The dish is known for its simplicity and the way it brings out the natural flavor of the banana. Preparing the thoran involves sautéing the spices until fragrant, then adding the banana and coconut. This combination results in a mildly spiced, crunchy, and healthy side dish perfect with rice or roti. The coconut provides a nice texture and sweet taste that beautifully balances the spice.
Andhra Style Kofta Curry
Andhra cuisine is famous for its spices, and this kofta curry is no exception. Koftas, or fried balls, are made from mashed raw bananas mixed with spices and then deep-fried. These koftas are then simmered in a tangy tomato and onion-based gravy flavored with ginger, garlic, and green chilies. The gravy often has a hint of tamarind, which gives it a distinct flavor. The dish combines the texture of the koftas with the rich and flavorful gravy, making it a delightful main course. The spice levels can be adjusted based on personal preference, making it a versatile recipe for all tastes.
Gujarati Style Sabzi
Gujarati cuisine is known for its sweet and savory combinations. This sabzi features raw banana cooked with a mix of spices, including turmeric, cumin, and coriander, along with a touch of sugar. The bananas are usually cubed and cooked until tender, absorbing the flavors of the spices. A tempering of mustard seeds, asafoetida, and curry leaves adds aroma and a unique taste. This sabzi is light, flavorful, and often served with roti or puri. It’s a great option for those who enjoy subtle flavors and balanced tastes.
Maharashtrian Kanda Bhaji
Kanda Bhaji, or onion fritters, is a popular snack in Maharashtra. Raw banana can be used to create a similar version. Thinly sliced raw bananas are coated in a spiced chickpea flour batter and deep-fried until golden and crispy. Spices like turmeric, chili powder, and asafoetida are often added to the batter. These fritters are best enjoyed hot, with a side of chutney or ketchup. They provide a satisfying crunch and are a delightful tea-time snack. The banana adds a slightly different texture and flavor profile compared to the traditional onion version.

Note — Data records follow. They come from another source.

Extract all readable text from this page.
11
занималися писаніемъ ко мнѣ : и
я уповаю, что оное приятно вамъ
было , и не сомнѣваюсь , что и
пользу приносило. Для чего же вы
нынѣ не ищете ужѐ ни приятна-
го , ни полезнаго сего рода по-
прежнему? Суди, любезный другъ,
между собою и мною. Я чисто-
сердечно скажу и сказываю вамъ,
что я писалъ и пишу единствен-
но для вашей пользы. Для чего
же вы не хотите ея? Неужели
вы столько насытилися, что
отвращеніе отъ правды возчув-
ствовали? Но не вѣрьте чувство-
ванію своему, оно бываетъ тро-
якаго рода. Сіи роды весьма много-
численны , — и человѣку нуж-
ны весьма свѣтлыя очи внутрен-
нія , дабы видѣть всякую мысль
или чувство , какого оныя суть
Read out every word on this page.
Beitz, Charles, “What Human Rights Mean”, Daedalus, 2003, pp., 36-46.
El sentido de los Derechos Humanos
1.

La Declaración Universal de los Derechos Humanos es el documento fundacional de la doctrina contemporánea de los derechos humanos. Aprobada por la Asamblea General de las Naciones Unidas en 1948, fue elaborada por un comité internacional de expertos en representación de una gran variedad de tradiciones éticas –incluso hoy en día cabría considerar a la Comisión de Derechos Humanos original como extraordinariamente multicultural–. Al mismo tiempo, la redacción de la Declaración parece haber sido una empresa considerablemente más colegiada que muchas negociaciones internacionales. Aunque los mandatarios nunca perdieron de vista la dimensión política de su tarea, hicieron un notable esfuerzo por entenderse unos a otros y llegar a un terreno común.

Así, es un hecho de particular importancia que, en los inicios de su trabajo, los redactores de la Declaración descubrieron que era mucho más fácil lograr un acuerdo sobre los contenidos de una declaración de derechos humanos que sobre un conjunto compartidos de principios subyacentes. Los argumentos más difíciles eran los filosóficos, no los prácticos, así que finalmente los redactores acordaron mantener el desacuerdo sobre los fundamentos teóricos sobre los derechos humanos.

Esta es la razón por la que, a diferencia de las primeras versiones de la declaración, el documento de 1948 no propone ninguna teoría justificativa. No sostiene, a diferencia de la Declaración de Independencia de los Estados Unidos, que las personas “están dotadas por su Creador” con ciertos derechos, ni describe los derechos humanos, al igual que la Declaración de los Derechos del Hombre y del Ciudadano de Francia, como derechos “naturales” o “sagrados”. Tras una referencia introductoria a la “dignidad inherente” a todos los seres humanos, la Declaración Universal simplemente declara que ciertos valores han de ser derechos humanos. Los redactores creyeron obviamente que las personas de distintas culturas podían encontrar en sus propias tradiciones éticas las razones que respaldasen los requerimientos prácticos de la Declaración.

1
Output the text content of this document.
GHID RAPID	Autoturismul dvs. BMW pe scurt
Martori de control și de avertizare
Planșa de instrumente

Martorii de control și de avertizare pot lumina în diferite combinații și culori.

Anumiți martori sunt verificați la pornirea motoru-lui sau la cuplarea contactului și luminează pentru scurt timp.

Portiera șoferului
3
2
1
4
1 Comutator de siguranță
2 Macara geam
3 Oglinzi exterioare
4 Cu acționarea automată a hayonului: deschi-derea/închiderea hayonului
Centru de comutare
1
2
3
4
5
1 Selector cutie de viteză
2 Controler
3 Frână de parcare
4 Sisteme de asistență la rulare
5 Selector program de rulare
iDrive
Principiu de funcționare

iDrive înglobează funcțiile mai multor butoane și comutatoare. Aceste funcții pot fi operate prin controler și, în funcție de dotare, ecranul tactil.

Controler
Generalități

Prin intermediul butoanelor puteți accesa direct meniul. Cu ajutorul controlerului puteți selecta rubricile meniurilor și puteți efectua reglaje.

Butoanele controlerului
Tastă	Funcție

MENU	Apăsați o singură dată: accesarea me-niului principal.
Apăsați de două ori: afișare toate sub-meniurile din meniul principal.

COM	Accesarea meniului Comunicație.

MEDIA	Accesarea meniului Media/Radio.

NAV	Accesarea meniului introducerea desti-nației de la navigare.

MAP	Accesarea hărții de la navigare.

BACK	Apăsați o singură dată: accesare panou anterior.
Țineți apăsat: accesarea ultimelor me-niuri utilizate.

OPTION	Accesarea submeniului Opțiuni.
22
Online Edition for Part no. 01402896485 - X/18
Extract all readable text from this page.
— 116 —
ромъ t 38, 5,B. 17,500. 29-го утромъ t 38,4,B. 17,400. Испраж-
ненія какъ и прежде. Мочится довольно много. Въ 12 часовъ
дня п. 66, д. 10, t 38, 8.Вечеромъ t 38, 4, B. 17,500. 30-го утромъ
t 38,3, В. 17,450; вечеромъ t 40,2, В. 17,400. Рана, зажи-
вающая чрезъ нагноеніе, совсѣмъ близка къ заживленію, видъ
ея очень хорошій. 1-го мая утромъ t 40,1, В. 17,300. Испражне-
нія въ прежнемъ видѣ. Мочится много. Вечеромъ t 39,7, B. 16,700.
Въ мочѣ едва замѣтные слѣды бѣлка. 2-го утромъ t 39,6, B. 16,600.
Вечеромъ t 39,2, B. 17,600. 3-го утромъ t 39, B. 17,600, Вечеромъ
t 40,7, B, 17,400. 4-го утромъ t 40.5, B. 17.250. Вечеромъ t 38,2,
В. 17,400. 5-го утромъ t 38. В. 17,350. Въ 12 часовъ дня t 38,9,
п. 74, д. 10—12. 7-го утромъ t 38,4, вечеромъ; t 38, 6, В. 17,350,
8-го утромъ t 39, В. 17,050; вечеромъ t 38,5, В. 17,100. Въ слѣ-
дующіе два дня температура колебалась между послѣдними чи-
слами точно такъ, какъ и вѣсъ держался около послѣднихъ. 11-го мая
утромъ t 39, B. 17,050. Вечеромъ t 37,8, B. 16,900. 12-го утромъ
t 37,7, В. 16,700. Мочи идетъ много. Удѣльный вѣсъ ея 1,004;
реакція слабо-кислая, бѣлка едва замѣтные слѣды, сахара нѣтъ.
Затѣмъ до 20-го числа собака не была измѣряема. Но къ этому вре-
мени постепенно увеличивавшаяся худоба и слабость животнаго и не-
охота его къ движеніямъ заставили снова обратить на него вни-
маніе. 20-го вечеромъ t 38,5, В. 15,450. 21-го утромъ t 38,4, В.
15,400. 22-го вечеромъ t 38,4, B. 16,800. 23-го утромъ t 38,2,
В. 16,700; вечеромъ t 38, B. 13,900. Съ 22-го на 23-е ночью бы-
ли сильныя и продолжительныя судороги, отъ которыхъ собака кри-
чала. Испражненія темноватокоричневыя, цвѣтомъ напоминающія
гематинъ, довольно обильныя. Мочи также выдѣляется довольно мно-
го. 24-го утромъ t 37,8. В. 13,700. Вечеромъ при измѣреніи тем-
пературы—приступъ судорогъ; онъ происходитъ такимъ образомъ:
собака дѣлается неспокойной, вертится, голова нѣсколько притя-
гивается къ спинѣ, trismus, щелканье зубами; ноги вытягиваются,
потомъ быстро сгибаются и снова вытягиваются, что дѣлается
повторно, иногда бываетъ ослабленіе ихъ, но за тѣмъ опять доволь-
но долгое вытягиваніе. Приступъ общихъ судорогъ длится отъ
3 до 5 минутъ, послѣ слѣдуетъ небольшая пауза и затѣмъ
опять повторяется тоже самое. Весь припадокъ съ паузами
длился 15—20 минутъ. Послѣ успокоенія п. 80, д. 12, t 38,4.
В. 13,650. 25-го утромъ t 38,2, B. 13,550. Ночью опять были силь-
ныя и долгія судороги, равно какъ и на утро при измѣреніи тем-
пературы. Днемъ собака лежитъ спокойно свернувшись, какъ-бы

Tamil Nadu's Vazhakkai Curry
Tamil Nadu's Vazhakkai Curry features raw banana, which translates directly to ‘vazhakkai’. The dish is often a spicy, semi-gravy curry, where the raw banana is cooked with a paste of onions, tomatoes, ginger, garlic, and a blend of spices. Coconut milk is sometimes added for richness and a creamy texture. This curry is typically served with rice. The curry is known for its robust flavors and the way the banana absorbs the spices. It’s a flavorful and satisfying dish that's a staple in many Tamil households.
Bengali Style Aloo-Kola
In West Bengal, raw banana and potatoes are often combined. In this Aloo-Kola recipe, diced raw banana and potatoes are cooked together in a light gravy. The gravy typically features a blend of cumin, turmeric, and coriander, along with a touch of ginger and green chilies. The dish is light, comforting, and typically served with rice. The simplicity of the ingredients allows the natural flavors of the vegetables to shine through, and it is a common meal served during lunch.
Assamese Bhaat
The Assamese dish, Bhaat, also called `Kola Bhaat`, incorporates raw banana in a simple yet flavorful way. Boiled or steamed raw banana, is mashed and mixed with rice. This mixture is often tempered with mustard seeds, and chilies, and sometimes, ginger. It is a simple dish perfect for a quick meal. The soft mashed banana provides a creamy texture, while the spices add warmth and aroma. This dish showcases the versatility of raw banana even in a basic, traditional format. It's a nutritious and comforting choice.